Sentiment around the company has completely flipped. A stock that investors once chased above $500 is now being treated as if its growth story is permanently broken.
This kind of sentiment shift often creates opportunity.
As investors, the goal is not to buy what everyone already loves. The goal is to identify situations where the market may be mispricing a business because short-term concerns are overshadowing the long-term fundamentals.
Those situations can create asymmetric opportunities, where the downside risk may already be reflected in the stock price while the upside remains underappreciated.
Duolingo may not be a perfect business, but the current narrative suggests the market is pricing in outcomes that appear far worse than what the company’s fundamentals indicate.
The Long-Term Opportunity
The broader education technology market represents a massive opportunity. Global spending on education technology is estimated to exceed $200 billion, and language learning alone represents a multi-billion-dollar market.

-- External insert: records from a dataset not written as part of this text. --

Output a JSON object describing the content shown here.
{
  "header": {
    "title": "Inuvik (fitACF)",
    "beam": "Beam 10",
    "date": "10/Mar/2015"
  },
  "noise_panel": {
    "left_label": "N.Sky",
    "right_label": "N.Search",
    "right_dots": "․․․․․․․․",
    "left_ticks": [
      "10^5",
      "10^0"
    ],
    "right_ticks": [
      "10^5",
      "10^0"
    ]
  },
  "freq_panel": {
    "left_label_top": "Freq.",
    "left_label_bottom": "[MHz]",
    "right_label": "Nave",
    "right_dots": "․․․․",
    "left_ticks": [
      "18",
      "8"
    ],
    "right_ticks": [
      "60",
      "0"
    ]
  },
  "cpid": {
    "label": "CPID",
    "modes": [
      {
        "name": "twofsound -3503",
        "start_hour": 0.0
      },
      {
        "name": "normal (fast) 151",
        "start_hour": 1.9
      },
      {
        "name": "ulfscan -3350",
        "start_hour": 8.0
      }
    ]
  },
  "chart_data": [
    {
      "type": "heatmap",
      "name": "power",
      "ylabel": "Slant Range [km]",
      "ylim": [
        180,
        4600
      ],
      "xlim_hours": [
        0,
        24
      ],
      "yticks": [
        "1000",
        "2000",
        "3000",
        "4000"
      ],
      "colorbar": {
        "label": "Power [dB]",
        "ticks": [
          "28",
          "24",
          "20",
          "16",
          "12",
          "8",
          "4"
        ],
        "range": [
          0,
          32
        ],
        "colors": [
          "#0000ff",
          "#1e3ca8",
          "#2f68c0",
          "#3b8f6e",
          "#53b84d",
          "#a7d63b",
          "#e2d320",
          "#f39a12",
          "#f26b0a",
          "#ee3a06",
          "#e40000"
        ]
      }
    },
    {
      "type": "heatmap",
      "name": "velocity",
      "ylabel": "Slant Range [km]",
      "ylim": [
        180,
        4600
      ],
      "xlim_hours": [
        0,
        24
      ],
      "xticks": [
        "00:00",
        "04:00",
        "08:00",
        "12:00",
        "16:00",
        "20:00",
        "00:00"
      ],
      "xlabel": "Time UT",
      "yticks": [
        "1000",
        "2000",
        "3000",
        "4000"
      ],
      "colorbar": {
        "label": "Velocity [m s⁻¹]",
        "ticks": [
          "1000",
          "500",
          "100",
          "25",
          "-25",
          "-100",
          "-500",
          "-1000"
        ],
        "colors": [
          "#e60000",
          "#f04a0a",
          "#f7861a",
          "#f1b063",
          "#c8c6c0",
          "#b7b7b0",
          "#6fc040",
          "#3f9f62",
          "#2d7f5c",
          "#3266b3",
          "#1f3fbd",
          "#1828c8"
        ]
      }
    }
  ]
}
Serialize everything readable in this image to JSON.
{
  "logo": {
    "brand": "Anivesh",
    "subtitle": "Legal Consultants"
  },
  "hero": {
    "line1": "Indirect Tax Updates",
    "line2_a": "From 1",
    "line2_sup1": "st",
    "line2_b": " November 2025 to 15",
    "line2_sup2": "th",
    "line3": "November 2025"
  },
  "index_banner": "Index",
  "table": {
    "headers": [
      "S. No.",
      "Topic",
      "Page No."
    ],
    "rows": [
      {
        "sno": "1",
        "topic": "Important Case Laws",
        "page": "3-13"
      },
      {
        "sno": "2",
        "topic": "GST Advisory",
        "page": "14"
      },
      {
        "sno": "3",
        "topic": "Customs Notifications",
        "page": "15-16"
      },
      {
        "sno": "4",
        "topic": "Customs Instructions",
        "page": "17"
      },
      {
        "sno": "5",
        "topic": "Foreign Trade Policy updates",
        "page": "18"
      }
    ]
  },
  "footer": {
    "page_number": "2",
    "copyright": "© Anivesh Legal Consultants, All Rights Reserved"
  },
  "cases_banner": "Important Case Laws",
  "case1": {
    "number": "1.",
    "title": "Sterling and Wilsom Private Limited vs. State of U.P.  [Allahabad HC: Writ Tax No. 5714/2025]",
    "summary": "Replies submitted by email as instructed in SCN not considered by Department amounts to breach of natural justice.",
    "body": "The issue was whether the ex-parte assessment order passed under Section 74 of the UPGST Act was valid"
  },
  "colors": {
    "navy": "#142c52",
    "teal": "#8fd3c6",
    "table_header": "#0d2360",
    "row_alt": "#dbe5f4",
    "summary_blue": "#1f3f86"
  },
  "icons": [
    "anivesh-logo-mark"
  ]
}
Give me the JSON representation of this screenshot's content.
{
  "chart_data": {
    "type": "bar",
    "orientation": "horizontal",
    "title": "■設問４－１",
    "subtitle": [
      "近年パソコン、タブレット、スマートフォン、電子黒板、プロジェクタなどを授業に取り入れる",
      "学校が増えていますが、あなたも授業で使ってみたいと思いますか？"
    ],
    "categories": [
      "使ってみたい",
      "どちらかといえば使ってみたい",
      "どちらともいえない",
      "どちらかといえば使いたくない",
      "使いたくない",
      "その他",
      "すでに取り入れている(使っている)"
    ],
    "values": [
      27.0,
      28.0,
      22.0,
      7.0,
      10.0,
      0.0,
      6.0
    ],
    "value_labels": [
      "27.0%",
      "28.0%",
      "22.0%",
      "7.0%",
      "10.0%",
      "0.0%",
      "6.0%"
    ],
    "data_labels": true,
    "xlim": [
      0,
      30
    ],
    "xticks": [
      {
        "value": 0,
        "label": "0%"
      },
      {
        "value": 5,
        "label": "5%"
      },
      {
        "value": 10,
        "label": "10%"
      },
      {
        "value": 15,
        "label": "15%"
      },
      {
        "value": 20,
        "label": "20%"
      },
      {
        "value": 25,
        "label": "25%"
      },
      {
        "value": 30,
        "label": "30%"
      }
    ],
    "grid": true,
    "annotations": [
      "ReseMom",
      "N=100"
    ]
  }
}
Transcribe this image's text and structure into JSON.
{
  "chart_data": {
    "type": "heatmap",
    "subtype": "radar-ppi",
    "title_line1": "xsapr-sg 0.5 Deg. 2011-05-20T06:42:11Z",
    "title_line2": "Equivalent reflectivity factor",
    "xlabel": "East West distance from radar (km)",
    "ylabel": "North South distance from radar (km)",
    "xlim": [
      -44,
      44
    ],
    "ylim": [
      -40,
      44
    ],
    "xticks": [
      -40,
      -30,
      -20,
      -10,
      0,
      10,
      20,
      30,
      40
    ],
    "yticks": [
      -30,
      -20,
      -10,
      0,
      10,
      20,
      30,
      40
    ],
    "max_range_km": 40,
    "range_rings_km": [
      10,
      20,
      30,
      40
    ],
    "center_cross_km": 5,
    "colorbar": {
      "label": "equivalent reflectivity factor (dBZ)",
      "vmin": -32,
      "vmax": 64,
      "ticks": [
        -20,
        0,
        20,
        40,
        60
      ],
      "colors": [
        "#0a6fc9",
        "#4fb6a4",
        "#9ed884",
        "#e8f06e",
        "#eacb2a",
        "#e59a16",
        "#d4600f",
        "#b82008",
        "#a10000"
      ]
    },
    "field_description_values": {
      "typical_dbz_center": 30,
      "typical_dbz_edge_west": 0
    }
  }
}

But Duolingo is no longer limiting itself to language learning.
The company has already begun expanding into new areas such as mathematics and music education, with the goal of building a broader learning platform that can serve hundreds of millions of users worldwide.
Management has publicly stated an ambitious target of reaching 100 million daily active users by 2028. If the company succeeds in approaching that scale, the monetization potential becomes dramatically larger.
At that point Duolingo would not simply be a language learning app. It would be one of the largest consumer education platforms ever built.
A Powerful Platform Advantage
One of the company’s most important competitive advantages is the data generated by its massive user base.
Every day tens of millions of people complete lessons on the platform. That constant stream of data allows Duolingo to refine lesson structures, improve engagement systems, and personalize the learning experience for each user.
Over time this creates a powerful data flywheel where the product continuously improves as more users engage with it.
The result is a platform that becomes increasingly difficult for competitors to replicate.
This dynamic is similar to what has happened with other habit-forming consumer platforms such as Spotify or Roblox. Once users build routines around these products, engagement becomes extremely sticky.
Valuation Looks Very Different Today
The collapse in the share price has dramatically changed the company’s valuation.
At current levels Duolingo trades at roughly four times revenue and generates an estimated eight percent free cash flow yield.
For a profitable software platform that previously grew revenue close to forty percent annually, that valuation is significantly more reasonable than it was when the stock was trading several hundred dollars higher.
If Duolingo can return to sustained growth of twenty percent or more while maintaining its strong margins, the current price could look extremely attractive in hindsight.
My Take
Markets frequently overreact to short-term changes in guidance, particularly with high-growth companies.
That appears to be happening with Duolingo.
The company still possesses the characteristics that originally made it such a compelling business. It has a massive and growing user base, strong engagement, high margins, meaningful free cash flow, and a dominant position in its category.
Yet the stock is now trading at a fraction of its previous valuation.
For that reason, I believe Duolingo under $100 represents an intriguing opportunity for investors willing to think beyond the next few quarters.
It may not be a short-term trade.
But if the company continues executing on its long-term strategy, it has the potential to become a multi-year compounder from these levels.
DISCLOSURE
The author did not receive any compensation for publishing this article. The author holds a position in Duolingo and may choose to buy or sell shares of the company at any time without notice. While reasonable efforts have been made to ensure the accuracy and reliability of the information provided, readers are encouraged to conduct their own research and seek independent financial advice before making any investment decisions related to the companies discussed.